- Werbung -

Report: Pflicht für Tachograf – das Aus für die „Polen-Sprinter?“

von | 19. Juli 2026

Wo sind die 3,5-Tonner mit Pritsche/Plane und Dachschlafkabine geblieben? Report: Pflicht für Tachograf – das Aus für die „Polen-Sprinter?“
Carpol

„Polen-Sprinter“ unter Druck: Tachografenpflicht für Auslandsfahrten.

Seit 1. Juli 2026 müssen Transporter zwischen 2,5 und 3,5 Tonnen zulässiger Gesamtmasse im grenzüberschreitenden gewerblichen Güterverkehr innerhalb der EU mit Fahrtenschreiber unterwegs sein. Zurzeit herrscht Flaute – aber es gibt Tricks.

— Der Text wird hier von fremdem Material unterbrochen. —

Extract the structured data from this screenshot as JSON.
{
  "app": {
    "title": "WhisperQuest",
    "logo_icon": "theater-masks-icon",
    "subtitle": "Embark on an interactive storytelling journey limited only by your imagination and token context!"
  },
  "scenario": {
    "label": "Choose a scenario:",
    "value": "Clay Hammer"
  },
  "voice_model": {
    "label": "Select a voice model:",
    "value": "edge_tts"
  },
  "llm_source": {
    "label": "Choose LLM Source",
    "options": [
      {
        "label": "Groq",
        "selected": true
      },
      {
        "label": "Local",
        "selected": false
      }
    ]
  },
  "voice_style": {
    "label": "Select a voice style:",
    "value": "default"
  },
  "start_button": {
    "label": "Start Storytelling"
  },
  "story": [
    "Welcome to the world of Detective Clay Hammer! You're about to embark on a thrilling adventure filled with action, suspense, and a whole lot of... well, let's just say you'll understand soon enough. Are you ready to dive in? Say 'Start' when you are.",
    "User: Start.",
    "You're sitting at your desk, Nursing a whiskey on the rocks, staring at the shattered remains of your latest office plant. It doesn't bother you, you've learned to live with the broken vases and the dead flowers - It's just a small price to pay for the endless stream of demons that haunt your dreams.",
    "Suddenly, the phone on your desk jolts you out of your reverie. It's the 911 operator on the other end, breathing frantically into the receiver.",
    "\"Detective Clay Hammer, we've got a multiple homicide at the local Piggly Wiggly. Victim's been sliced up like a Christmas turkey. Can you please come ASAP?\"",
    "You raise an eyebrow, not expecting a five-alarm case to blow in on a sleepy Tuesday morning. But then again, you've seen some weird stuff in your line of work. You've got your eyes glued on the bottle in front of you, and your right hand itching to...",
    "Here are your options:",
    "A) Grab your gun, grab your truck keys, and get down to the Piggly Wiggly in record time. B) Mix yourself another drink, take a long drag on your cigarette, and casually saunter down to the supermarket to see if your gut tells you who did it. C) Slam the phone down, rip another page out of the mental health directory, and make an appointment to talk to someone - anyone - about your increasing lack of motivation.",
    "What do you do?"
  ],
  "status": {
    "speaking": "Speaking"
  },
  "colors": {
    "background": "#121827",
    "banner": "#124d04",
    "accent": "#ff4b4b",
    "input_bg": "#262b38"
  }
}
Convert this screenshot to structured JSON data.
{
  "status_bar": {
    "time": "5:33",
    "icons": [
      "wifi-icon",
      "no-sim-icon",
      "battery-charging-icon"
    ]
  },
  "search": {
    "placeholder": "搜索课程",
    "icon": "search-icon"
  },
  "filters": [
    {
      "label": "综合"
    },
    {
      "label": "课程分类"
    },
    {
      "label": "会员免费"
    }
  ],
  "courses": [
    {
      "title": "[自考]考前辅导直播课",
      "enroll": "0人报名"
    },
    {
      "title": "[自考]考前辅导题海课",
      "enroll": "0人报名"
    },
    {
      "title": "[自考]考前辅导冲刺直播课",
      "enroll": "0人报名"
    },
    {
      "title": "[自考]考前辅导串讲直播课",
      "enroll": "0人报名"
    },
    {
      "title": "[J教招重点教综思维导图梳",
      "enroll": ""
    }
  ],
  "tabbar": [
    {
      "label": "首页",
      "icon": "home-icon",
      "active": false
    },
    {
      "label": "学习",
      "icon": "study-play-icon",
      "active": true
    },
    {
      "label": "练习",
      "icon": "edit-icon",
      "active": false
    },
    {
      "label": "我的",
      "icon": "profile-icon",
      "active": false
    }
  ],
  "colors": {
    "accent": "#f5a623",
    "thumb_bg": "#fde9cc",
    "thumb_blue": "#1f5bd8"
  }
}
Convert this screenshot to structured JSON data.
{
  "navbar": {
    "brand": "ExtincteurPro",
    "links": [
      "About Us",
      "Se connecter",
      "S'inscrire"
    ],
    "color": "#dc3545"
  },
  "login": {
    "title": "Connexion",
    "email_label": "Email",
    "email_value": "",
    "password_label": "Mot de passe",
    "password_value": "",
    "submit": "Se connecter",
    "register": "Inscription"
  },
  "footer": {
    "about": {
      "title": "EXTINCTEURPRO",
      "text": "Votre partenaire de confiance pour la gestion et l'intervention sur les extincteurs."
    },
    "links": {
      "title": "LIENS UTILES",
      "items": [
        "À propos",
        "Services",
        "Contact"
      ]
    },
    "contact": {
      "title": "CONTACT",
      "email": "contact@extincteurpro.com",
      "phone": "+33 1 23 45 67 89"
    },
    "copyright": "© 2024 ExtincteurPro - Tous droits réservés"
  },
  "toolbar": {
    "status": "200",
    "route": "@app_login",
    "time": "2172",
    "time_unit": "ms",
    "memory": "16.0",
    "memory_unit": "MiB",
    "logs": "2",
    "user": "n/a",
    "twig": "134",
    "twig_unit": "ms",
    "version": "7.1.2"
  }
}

Transporter aus Mittel- und Osteuropa sind verschwunden

Die legendären Polen-Sprinter, 3,5-Tonner mit Pritsche/Plane und Dachschlafkabine, wo sind sie geblieben? Bis vor kurzem waren während der Woche die Autobahnen voll von ihnen, am Wochenende die Rast- und Parkplätze. Wobei sie aufgrund der meistverwendeten Transporter-Fahrgestells eigentlich Polen-Master oder Polen-Daily heißen müssten. Und sie stammten beileibe nicht nur aus Polen, auch aus dem Baltikum und Südost-Europa. Jetzt sind Autobahnen und Rastplätze fast wie leergefegt.

Tachograph an Bord bedeutet Sozialvorschriften einhalten

Der Tachograf ist für Transporter von 2,5 bis 3,5 Tonnen jetzt Pflicht im grenzüberschreitenden Verkehr innerhalb der EU. Auch bei Kabotage-Verkehren, wenn also innerhalb des Auslands Frachten transportiert werden. Das scheint den Polen-Sprintern zunächst die Geschäftsgrundlage entzogen zu haben. Denn jetzt sieht jeder Kontrolleur, ob die Sozialvorschriften eingehalten werden.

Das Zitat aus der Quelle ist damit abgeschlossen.